Défaire la Coordination Rurale 47
Peu connue jusqu’alors, la Coordination Rurale a percé nationalement depuis que sa section du Lot-et-Garonne (CR 47) a appelé à bloquer Rungis en pleine contestation des agriculteurs. Dans son fief, le syndicat participe au renouveau d’un mouvement identitaire paysan et cultive une haine de « l’écolo » avec des méthodes parfois violentes.

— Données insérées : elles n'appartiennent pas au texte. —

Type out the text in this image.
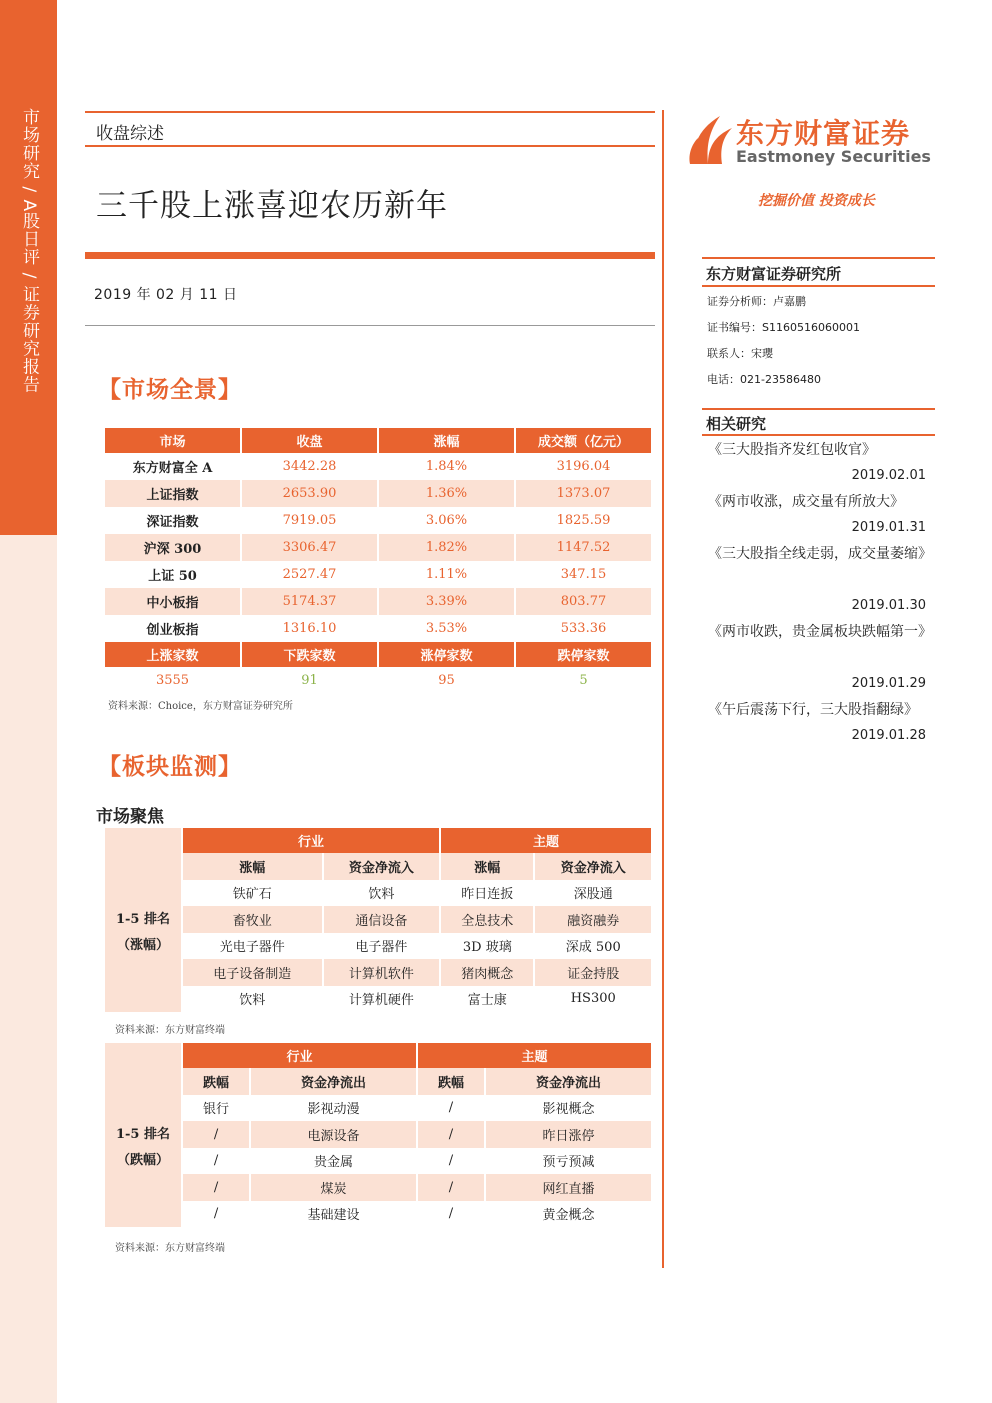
市场研究 / A股日评 / 证券研究报告	收盘综述
三千股上涨喜迎农历新年
2019 年 02 月 11 日
东方财富证券
Eastmoney Securities
挖掘价值 投资成长
东方财富证券研究所
证券分析师：卢嘉鹏
证书编号：S1160516060001
联系人：宋瓔
电话：021-23586480
相关研究
《三大股指齐发红包收官》
2019.02.01
《两市收涨，成交量有所放大》
2019.01.31
《三大股指全线走弱，成交量萎缩》
2019.01.30
《两市收跌，贵金属板块跌幅第一》
2019.01.29
《午后震荡下行，三大股指翻绿》
2019.01.28
【市场全景】
市场	收盘	涨幅	成交额（亿元）
东方财富全 A	3442.28	1.84%	3196.04
上证指数	2653.90	1.36%	1373.07
深证指数	7919.05	3.06%	1825.59
沪深 300	3306.47	1.82%	1147.52
上证 50	2527.47	1.11%	347.15
中小板指	5174.37	3.39%	803.77
创业板指	1316.10	3.53%	533.36
上涨家数	下跌家数	涨停家数	跌停家数
3555	91	95	5
资料来源：Choice，东方财富证券研究所
【板块监测】
市场聚焦
	行业		主题	
1-5 排名（涨幅）	涨幅	资金净流入	涨幅	资金净流入
	铁矿石	饮料	昨日连扳	深股通
	畜牧业	通信设备	全息技术	融资融券
	光电子器件	电子器件	3D 玻璃	深成 500
	电子设备制造	计算机软件	猪肉概念	证金持股
	饮料	计算机硬件	富士康	HS300
资料来源：东方财富终端
	行业		主题	
1-5 排名（跌幅）	跌幅	资金净流出	跌幅	资金净流出
	银行	影视动漫	/	影视概念
	/	电源设备	/	昨日涨停
	/	贵金属	/	预亏预减
	/	煤炭	/	网红直播
	/	基础建设	/	黄金概念
资料来源：东方财富终端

Début février à Agen, alors que la colère agricole n’est pas redescendue, 1500 personnes galvanisées se retrouvent à l’Assemblée Générale de la CR 47 : « Il y a vingt ans, on était une centaine. Aujourd’hui, on est dix fois plus » (1). Depuis que le syndicat dirige la chambre, remportée en 2001, il n’a cessé de gonfler son score : de 43 % des suffrages en 2013, il en obtient 60 % en 2019, la victoire la plus massive sur le plan national. Comment expliquer une telle montée en puissance ?
Virée en terre brune
La Coordination rurale est issue d’une scission avec la FNSEA suite à des désaccords sur la Politique Agricole Commune en 1992. « Une coordination s’est créée dans le Sud-Ouest avec des militants de la Confédération paysanne, du Mouvement de défense des exploitants familiaux (Modef), proche des communistes, des dissidents de la FNSEA et des paysans non syndiqués. C’était un mouvement construit sur la contestation du modèle dominant et qui a pris de l’importance » (2), explique Christian Crouzet, ancien porte-parole de la Confédération paysanne 47. En 1995, « une partie de la CR s’est transformée en un nouveau syndicat, accentuant la division des paysans, c’est la partie droitière du mouvement qui en a pris la tête. ».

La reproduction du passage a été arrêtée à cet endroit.